04/25/2024

Wales News Online

Local & National News for Wales

SWANSEA Council is earmarking £115 million to meet the cost of dealing with the coronavirus, but leaders expect to get most of the money they end up spending back.

Councillors were told at a meeting that £100 million could be used from the revenue budget, and £15 million from the capital budget.

Referring to the revenue sum, Council Leader Rob Stewart said: “It does not mean we are £100 million down. We have changed what we’ve spent our money on.”

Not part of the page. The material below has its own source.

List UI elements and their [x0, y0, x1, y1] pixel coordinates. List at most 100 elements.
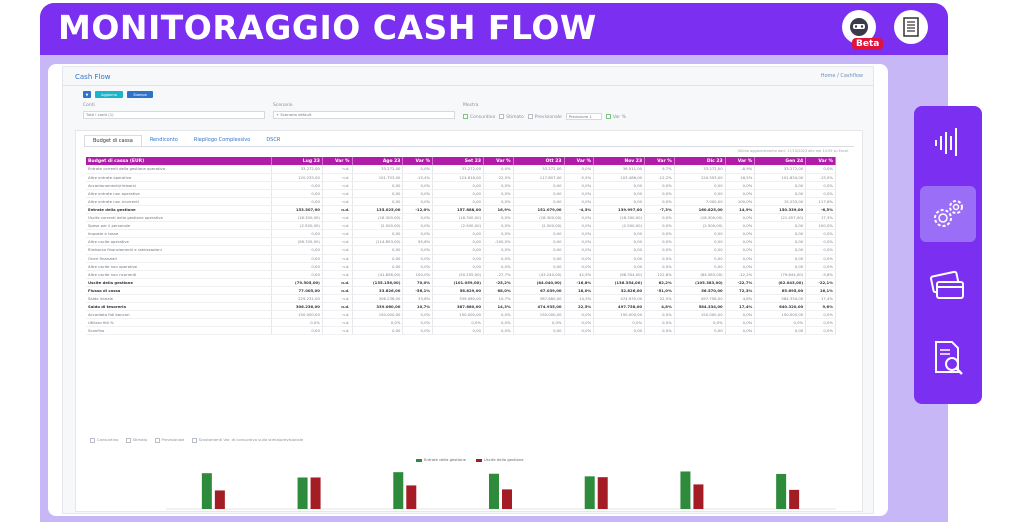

Like all local authorities, Swansea has provided extra social care and free school meal support, bolstered food banks, created child care hubs and is now operating coronavirus contact tracing teams, among other roles.

The council has an additional 140 social care workers to call on, and has created two new care settings in Sketty and Gorseinon. Support is also being offered to independent care homes.

Cllr Stewart outlined the authority’s Covid-19 response at a scrutiny committee meeting on June 16, and reiterated his thanks to everyone involved.

He said some non-emergency services “have hibernated”, but added that work was well under way on what he described as a recovery plan for Swansea.

He hoped the Welsh Government’s lockdown review this week would offer some good news for businesses.

Since the lockdown the number of pupils eligible for free school meals has shot up from 4,000 to 7,500 in Swansea.

The council is also receiving less money than normal from fees and charges, and has seen a drop in council tax income in April and May.

The Swansea Labour leader said: “My view is that the majority of everything we have incurred is to be covered by the Welsh and UK Governments.”

But he warned that new recruits would be needed for the contact tracing teams, whose role is to ensure that infected people and their recent contacts isolate, once council staff who work for them start going back to their normal roles.

The council’s chief finance officer, Ben Smith, said he was reasonably relaxed about the situation “given we are in very unusual times”.

Members of the scrutiny committee quizzed Cllr Stewart and senior officers on details of the Covid-19 response, asking if emergency revisions would be needed to the council’s budget, how lost income could be reimbursed, and when cleansing teams would be back to full capacity.

Cllr Chris Holley said he was worried that Swansea’s manufacturing and retail base “is slowly collapsing”, and felt it was imperative the city capitalised on home-grown tourism when travel restrictions were eased.

“It is going to be an extremely important part of our economy in the future,” he said.

Cllr Stewart told the remote meeting that the under-construction indoor arena project was “largely on track”, and that work to build new high-tech offices with retail space at the former Oceana nightclub site on The Kingsway was expected to start early next year.

He also said that Swansea’s current rate of coronavirus cases was the lowest for “any large population centre”, and that anti-body testing for some key workers at the new Bay Studios field hospital had just got under way.

The field hospital has around 1,000 beds and has cost between £12 million and £15 million.

Cllr Stewart said he expected this sum would be reimbursed by Swansea Bay University Health Board.

Although there is just a 12-month lease to use the Bay Studios building in question as a field hospital, Cllr Stewart said this did not preclude the site owners and health board potentially extending it.

“It could be used for many years,” he said.